= Pyrophilia =

Sexual gratification from fire and fire-starting activity

Pyrophilia is a relatively uncommon paraphilia in which a subject derives gratification from fire and fire-starting activity. It is distinguished from pyromania by the gratification being of a sexual nature.

==Description==
While the erotic focus immediately raises the diagnostic issue of pyromania, the Diagnostic and Statistical Manual of Mental Disorders IV classifies this disorder as an impulse-control disorder, with nothing to indicate or suggest an overlap between this disorder and the paraphilias.

Other than the purposeful act of fire-setting itself, there is no mention of the possibility that the tension or affective arousal experienced before the act; the fascination with, interest in, or attraction to fire and its situational contexts (for example, paraphernalia, uses, consequences); or the pleasure, gratification, or relief when setting, witnessing, or participating in the aftermath of fires might be sexual in nature or even contain a sexual arousal component.

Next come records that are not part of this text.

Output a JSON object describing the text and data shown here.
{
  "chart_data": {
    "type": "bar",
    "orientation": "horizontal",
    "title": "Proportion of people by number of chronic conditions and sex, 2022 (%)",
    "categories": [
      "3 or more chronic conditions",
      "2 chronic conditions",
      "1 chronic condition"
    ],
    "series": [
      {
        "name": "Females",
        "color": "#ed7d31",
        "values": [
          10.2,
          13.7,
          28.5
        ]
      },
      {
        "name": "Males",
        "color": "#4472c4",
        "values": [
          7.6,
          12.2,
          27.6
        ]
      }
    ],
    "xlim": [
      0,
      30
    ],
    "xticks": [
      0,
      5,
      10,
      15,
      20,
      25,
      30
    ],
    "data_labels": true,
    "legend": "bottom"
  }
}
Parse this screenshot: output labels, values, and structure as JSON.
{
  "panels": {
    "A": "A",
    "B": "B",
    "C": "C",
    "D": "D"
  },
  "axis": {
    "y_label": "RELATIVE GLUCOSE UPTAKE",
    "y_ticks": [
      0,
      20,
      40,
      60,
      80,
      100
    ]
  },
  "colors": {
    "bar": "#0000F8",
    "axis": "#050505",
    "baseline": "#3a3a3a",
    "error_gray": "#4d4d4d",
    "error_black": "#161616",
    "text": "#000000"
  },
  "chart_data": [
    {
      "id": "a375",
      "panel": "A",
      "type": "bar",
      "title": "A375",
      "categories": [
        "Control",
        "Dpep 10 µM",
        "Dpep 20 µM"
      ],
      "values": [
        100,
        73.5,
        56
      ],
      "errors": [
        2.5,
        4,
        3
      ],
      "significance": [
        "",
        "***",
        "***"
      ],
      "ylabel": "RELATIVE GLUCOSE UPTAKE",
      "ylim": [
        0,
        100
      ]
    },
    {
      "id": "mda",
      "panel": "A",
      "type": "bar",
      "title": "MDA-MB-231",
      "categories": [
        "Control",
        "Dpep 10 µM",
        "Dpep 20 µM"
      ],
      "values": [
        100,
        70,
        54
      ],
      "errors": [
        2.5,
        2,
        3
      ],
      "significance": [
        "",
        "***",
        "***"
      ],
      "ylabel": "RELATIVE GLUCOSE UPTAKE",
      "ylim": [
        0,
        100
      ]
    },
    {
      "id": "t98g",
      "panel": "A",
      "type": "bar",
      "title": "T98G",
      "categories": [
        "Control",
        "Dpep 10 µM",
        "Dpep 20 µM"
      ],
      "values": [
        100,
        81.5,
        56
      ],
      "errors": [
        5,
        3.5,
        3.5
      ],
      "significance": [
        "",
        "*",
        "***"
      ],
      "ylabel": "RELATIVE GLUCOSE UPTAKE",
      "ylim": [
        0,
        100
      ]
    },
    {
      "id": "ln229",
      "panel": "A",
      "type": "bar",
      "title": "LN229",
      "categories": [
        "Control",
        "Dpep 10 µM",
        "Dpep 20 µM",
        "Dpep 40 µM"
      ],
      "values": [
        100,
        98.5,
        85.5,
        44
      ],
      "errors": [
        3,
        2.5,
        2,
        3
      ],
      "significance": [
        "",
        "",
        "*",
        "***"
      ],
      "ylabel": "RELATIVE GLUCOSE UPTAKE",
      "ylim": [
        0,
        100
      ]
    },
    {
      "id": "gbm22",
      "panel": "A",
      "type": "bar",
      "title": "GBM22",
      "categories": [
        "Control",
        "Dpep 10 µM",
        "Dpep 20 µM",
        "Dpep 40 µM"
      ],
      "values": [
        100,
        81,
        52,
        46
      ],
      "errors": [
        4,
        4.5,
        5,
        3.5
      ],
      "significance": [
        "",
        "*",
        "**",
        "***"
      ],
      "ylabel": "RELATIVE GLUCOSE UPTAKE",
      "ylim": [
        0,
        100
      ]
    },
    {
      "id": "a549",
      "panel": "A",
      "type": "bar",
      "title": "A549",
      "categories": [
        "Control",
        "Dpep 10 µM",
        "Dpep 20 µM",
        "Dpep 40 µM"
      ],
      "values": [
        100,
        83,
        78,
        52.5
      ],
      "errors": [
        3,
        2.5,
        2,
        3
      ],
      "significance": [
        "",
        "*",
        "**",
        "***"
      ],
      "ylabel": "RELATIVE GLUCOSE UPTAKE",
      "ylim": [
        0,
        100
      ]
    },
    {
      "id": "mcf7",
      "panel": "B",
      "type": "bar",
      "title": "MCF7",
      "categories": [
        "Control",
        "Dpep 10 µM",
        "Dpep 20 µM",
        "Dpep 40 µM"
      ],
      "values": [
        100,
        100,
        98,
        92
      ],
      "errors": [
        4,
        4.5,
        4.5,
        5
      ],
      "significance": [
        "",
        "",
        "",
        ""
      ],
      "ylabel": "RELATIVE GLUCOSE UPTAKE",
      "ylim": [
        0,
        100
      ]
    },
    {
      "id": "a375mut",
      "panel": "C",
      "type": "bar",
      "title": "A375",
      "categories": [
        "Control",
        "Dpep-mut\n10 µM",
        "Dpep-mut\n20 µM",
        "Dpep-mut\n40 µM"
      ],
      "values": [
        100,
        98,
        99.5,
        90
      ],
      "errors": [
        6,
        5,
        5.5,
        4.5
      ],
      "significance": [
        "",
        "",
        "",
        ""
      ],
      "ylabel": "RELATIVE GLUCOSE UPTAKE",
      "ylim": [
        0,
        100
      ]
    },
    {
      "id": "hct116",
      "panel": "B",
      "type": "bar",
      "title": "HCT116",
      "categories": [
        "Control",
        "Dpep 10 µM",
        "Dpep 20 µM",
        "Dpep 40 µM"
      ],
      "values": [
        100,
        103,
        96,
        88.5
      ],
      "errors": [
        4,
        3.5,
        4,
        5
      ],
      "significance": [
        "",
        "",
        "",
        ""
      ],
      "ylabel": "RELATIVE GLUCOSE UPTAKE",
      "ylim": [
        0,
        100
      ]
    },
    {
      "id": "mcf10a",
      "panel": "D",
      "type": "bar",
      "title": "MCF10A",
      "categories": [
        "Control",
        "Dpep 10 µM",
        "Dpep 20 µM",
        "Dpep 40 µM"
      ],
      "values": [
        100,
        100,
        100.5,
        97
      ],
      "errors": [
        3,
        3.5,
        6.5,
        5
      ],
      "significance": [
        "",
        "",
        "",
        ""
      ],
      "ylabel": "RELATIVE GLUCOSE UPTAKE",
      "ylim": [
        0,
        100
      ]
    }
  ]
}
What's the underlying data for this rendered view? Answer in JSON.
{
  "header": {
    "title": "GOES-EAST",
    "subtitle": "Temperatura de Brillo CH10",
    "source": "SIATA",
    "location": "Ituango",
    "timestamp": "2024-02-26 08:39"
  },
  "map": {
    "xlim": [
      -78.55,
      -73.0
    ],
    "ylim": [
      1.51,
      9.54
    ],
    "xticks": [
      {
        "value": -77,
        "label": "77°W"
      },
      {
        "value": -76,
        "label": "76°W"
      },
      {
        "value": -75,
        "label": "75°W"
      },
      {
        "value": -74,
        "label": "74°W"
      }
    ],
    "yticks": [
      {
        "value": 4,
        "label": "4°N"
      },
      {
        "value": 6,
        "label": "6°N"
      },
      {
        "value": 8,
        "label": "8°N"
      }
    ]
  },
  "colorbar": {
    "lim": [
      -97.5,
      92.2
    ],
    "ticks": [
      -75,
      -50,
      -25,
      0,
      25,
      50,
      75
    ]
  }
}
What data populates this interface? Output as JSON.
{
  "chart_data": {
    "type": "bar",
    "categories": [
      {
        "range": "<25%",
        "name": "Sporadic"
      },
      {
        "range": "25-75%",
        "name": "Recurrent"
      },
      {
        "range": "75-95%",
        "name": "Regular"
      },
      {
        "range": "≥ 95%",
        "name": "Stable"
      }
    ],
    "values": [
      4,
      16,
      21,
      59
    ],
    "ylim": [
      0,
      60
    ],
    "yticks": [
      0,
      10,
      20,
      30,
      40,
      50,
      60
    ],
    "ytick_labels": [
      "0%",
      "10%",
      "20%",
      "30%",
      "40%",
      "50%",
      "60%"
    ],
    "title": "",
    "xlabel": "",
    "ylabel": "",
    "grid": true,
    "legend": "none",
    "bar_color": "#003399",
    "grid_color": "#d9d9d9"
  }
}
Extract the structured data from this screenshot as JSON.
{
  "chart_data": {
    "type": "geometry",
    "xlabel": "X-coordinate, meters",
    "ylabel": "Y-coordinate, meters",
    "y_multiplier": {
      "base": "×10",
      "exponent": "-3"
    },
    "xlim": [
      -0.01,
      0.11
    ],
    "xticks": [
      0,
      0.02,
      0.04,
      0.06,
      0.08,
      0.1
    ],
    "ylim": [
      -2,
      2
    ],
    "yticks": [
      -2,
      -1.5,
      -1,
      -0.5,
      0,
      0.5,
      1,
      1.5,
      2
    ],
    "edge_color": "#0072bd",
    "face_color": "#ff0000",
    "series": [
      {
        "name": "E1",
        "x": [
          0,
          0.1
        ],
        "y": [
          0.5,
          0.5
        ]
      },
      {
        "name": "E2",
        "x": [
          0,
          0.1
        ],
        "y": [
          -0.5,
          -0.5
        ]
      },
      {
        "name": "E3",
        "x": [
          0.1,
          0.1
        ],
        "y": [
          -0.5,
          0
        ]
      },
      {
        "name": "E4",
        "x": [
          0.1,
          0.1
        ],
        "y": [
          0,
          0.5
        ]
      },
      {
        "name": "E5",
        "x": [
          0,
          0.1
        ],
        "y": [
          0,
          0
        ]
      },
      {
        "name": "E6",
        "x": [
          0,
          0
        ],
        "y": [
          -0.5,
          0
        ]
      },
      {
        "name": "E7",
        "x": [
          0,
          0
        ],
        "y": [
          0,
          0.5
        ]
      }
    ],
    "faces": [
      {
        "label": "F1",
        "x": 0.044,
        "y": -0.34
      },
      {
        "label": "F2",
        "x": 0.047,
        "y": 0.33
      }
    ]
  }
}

Some described cases of pyrophilia do not include behaviors commonly associated with pyromania, such as being a regular “watcher” at fires in their neighbourhood; setting off false alarms; deriving pleasure from institutions, equipment, and personnel associated with fire, spending time at the local fire station, setting fires in order to be affiliated with the fire department; and either showing indifference to the consequences to life and property caused by the fire or deriving satisfaction from the resulting destruction of property. Sexual gratification need not involve actual fire; arousal or masturbatory aids may include fantasies or talk of setting a fire. In other instances, the patient may derive arousal primarily from setting or watching their fire.

Pyrophilia has been diagnosed in very few instances, and is not fully accepted by the general psychological community.